そして、もしも、ゴブリンの討伐で怪我を負ったり武器防具が壊れたというケースではむしろマイナスにもなり得る。
その辺に生えている薬になる草のことを薬草という。
薬草以外は雑草あるいは調味料として使われている。
薬草はそのまま使える場合と、マジックポーションの材料として使用しないと効果を出さないものとがある。
薬草は基本的にそのまま使えても(口にしても)、効果が弱かったり不味かったりすることもある。
効果のあるものほど苦いと言われている。
「あのー、どうかしたの?ユウお姉ちゃん」
昨日知り合った、ミュウちゃんが、いつの間にかひょこっと現れたかのように隣にいた。
「おはようミュウちゃん。クエスト、どれを受けようかなーと思ってね」
「高ランクを受けるのですか?」
「いや、Fランクを受けようかなと思ってるよ?」
「それなら、アニス草がおすすめです。ゴブリンの討伐は常時クエストの為、わざわざ受付に行く必要もありませんので」
昨日も説明してくれた内容を思い出した。
常時クエスト以外は、掲示板から紙を剥がして受付窓口に持ってこなくてはならない。
他の冒険者との重複を避けるためだ。
しかし、常時クエストは、クエストをクリアした後にその証拠を持っていけばクエスト達成となる。
因みに、クエストを受けずに依頼をこなした場合は、最悪報酬が支払われない場合や、他の冒険者の仕事を奪ったことになり罰金などのペナルティーが発生することもあるらしい。
アニス草のクエストの紙を剥ぎ取り、受付窓口へと持っていった。
「アニス草クエストですね。わかりました。気をつけて行ってらっしゃいませ」
スムーズに受注してもらえた。
~森の中~
「ユウお姉ちゃん。運が良いんだね」
わたしの方を見てそう言うミュウ。
タブレットをデビルホールに収納して、腰にぶら下げた初心者セットの1つであるスコップを手に持つ。

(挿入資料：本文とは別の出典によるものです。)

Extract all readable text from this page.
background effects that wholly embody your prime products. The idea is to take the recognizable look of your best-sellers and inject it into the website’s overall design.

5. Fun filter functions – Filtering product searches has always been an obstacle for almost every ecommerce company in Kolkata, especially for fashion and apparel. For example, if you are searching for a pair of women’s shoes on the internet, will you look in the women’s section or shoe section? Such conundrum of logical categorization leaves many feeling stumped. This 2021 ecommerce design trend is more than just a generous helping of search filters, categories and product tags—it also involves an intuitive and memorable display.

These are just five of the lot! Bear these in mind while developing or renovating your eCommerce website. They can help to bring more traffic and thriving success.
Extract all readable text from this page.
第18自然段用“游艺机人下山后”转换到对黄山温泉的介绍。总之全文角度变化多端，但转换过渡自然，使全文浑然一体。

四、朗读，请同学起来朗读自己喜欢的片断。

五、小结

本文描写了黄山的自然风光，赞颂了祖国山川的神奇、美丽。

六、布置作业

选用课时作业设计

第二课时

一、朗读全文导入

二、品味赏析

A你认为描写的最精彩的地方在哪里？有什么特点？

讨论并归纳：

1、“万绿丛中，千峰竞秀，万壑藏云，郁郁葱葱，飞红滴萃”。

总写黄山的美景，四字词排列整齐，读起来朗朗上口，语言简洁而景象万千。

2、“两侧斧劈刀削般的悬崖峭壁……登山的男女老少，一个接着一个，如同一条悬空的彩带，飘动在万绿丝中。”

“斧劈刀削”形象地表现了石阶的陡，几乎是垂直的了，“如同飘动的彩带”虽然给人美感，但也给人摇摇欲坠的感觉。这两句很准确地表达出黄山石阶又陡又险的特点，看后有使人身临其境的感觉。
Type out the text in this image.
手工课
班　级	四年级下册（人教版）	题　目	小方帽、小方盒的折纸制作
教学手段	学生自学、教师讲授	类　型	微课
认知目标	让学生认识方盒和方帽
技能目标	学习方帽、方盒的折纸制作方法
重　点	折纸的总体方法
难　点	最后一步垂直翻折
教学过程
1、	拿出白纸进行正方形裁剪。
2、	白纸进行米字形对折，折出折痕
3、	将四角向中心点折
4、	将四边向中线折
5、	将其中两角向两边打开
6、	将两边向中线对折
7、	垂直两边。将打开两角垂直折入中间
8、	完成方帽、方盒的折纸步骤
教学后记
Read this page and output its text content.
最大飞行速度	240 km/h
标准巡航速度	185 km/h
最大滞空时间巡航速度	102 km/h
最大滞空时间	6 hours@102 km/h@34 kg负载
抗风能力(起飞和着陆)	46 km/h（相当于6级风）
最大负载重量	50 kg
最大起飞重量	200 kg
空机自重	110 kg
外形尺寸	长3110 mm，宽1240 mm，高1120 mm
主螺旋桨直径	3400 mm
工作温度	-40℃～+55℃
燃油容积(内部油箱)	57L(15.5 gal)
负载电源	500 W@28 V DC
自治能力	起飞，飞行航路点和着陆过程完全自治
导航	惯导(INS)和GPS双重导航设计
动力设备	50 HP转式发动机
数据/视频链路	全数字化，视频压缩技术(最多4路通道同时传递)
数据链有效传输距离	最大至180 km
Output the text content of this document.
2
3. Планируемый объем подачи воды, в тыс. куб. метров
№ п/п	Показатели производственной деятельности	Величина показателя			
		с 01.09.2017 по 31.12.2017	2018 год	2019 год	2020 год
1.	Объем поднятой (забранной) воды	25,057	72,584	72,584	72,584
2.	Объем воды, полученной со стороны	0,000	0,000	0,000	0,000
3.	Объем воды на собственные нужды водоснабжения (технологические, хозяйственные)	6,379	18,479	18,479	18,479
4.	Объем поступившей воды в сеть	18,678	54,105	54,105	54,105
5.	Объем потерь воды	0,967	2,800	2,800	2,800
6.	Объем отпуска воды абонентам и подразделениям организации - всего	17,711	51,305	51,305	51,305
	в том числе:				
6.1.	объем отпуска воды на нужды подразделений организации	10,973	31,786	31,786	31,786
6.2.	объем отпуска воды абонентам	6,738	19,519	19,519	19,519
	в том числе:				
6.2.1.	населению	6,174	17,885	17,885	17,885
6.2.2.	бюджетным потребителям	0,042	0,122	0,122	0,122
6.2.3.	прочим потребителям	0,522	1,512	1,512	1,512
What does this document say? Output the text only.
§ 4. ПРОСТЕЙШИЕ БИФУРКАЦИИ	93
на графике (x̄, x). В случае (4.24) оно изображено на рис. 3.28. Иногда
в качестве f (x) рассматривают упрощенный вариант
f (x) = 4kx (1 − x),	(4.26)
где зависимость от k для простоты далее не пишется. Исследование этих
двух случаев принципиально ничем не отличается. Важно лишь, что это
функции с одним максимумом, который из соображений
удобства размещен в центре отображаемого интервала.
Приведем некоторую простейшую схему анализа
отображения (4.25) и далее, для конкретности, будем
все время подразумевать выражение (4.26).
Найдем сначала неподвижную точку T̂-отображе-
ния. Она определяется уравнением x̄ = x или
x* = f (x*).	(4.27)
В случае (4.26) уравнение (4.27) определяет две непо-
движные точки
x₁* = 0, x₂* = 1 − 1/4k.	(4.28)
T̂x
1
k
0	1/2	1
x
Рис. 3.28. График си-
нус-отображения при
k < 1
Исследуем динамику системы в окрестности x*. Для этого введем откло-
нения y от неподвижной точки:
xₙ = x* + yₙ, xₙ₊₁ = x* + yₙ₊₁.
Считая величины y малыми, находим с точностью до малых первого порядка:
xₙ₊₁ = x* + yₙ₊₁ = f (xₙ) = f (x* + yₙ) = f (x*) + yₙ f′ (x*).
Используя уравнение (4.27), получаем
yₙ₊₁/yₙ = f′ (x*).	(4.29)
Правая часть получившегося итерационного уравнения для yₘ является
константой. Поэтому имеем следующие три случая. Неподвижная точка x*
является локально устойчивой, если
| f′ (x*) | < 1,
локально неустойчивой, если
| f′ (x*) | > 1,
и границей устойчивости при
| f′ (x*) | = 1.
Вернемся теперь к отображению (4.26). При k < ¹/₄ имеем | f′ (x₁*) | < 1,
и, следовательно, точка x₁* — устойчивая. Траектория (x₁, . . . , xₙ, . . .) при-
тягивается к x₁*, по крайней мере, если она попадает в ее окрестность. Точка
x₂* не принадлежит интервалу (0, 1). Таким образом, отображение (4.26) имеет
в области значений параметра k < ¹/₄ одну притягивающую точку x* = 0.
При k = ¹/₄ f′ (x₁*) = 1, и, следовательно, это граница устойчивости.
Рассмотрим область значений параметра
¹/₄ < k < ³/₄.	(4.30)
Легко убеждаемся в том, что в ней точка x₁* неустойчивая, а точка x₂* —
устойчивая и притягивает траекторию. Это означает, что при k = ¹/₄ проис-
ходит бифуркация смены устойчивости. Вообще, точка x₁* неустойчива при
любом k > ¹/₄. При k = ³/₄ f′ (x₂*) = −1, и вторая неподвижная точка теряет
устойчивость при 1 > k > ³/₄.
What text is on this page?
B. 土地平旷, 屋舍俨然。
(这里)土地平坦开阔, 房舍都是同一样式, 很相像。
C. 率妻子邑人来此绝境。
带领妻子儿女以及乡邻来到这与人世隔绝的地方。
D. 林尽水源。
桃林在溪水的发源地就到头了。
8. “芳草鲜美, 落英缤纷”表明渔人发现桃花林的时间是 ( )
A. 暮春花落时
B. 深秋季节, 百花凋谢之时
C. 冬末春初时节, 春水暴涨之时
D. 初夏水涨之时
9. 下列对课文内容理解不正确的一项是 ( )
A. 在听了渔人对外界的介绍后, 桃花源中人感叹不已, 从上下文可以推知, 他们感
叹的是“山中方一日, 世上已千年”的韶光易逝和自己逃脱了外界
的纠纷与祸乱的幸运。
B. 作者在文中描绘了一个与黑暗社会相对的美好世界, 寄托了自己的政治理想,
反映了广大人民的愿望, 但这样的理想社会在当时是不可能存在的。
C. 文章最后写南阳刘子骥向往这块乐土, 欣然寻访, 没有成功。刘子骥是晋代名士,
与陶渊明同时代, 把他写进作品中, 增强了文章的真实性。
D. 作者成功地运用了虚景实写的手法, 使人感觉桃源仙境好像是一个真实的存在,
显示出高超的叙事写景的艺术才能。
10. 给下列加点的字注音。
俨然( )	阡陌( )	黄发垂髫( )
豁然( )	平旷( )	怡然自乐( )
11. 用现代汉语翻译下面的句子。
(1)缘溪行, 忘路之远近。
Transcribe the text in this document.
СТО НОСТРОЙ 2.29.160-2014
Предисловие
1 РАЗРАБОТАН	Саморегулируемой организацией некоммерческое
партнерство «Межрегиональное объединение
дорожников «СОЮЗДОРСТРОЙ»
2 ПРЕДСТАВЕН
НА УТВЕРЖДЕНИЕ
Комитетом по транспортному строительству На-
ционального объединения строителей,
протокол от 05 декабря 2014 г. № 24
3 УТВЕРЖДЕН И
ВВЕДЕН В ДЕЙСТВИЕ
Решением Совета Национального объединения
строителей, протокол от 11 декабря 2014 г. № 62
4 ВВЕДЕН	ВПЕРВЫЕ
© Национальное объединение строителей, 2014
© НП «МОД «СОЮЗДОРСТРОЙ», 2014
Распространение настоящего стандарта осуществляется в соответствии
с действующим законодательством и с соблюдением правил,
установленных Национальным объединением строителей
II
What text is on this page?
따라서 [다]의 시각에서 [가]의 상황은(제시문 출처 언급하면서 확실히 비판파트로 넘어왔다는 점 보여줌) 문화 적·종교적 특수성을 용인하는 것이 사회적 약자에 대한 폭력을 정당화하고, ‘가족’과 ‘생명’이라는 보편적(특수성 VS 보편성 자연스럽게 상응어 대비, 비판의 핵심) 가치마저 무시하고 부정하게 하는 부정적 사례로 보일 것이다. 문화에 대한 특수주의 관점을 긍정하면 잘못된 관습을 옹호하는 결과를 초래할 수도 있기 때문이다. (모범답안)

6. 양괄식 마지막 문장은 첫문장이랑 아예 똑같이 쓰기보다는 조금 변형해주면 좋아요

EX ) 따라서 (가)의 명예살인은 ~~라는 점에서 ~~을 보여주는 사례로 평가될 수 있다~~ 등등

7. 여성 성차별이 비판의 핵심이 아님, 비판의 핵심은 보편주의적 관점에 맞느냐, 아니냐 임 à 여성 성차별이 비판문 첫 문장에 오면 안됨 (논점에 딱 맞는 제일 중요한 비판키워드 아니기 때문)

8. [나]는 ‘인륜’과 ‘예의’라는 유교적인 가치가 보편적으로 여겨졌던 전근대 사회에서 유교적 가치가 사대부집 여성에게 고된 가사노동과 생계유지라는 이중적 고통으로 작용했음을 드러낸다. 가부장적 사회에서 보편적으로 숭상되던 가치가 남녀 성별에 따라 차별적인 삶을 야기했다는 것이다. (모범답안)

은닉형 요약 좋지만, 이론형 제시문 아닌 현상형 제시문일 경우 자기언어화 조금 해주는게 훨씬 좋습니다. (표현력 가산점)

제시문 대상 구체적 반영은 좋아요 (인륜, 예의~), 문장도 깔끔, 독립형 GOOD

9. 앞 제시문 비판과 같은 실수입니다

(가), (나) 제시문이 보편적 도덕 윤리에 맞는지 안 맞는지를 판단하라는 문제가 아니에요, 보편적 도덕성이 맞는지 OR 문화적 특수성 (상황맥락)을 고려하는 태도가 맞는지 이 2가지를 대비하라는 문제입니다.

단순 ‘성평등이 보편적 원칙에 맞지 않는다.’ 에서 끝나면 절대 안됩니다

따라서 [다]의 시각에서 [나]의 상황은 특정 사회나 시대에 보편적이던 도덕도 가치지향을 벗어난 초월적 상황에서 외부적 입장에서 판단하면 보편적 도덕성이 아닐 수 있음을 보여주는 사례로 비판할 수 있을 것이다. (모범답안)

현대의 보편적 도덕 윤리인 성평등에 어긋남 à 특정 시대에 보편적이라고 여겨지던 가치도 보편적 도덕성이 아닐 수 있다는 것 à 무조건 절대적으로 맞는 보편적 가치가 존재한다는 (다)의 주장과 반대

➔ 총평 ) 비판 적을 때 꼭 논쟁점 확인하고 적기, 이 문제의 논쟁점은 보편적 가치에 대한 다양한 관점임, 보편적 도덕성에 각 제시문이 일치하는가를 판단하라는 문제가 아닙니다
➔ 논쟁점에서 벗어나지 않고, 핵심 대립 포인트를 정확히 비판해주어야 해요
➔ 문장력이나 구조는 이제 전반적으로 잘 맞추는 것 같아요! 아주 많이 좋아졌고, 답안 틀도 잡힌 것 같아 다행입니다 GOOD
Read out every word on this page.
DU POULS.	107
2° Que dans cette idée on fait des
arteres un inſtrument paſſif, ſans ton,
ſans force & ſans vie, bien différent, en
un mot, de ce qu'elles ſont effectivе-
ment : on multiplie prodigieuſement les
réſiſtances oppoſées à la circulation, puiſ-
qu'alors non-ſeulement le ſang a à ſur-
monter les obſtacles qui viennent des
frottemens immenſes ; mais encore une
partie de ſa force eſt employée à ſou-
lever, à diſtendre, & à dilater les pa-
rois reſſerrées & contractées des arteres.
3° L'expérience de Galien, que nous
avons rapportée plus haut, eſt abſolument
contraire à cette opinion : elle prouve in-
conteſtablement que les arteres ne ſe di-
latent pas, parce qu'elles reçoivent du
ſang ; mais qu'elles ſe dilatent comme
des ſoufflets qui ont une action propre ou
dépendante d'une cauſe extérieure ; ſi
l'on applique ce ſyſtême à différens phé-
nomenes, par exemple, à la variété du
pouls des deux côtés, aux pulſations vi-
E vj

タブレットのマップ機能により、アニス草の場所が分かると言うチート。
「そうだねー。びっくりだよねー。近くにミュウちゃんが探しているキノコッコもあるんだから」
食用のキノコの一種、キノコッコ。
コリコリしておいしいらしい。
わたしはキノコ嫌いなので食べません(笑)
因みに、キノコッコとアニス草が近くにあるのは偶然ではなく、マップ画面で確認した。
効率良さが大事だからね。
「グリーンゴブリンがいるみたい」
アニス草を取り終えたわたしは、再びタブレットを手に持つ。
赤色のマークがこちらに向かって近づいてきている。
害意や悪意のある生物は赤色で表示されるみたい。
赤色マークをタッチするとグリーンゴブリンとモンスター個体名が表示された。
この付近にゴブリンが出ることは、冒険者ギルドで確認済み。
ミュウちゃんもたまに見ると言っていた。
いやいや、あぶないんじゃない?と思って聞いてみると、グリーンゴブリンは肥満体系で動きが遅いため、ミュウちゃんのスピードで逃げ切ることができるらしい。
囲まれたらアウトに感じるのはわたしだけかな?
「どうするの?」
「倒す。ましゅまるは、ミュウちゃんの護衛ね」
グリーンゴブリンの向かってくる方向に立ち、ミュウちゃんとましゅまるを後ろに下げる。
「わかったー」
「こぉーん」
返事を聞き、きつね矢、きつね火、きつね石を顕現させ戦闘準備する。
右手には念のために初心者セットとしてもらった木の槍。
槍を選んだ理由は、剣よりもリーチが長いからだ。
洞窟とかだと、リーチが長い武器は振り回せないから不利になるらしいけど、ココでは関係ない。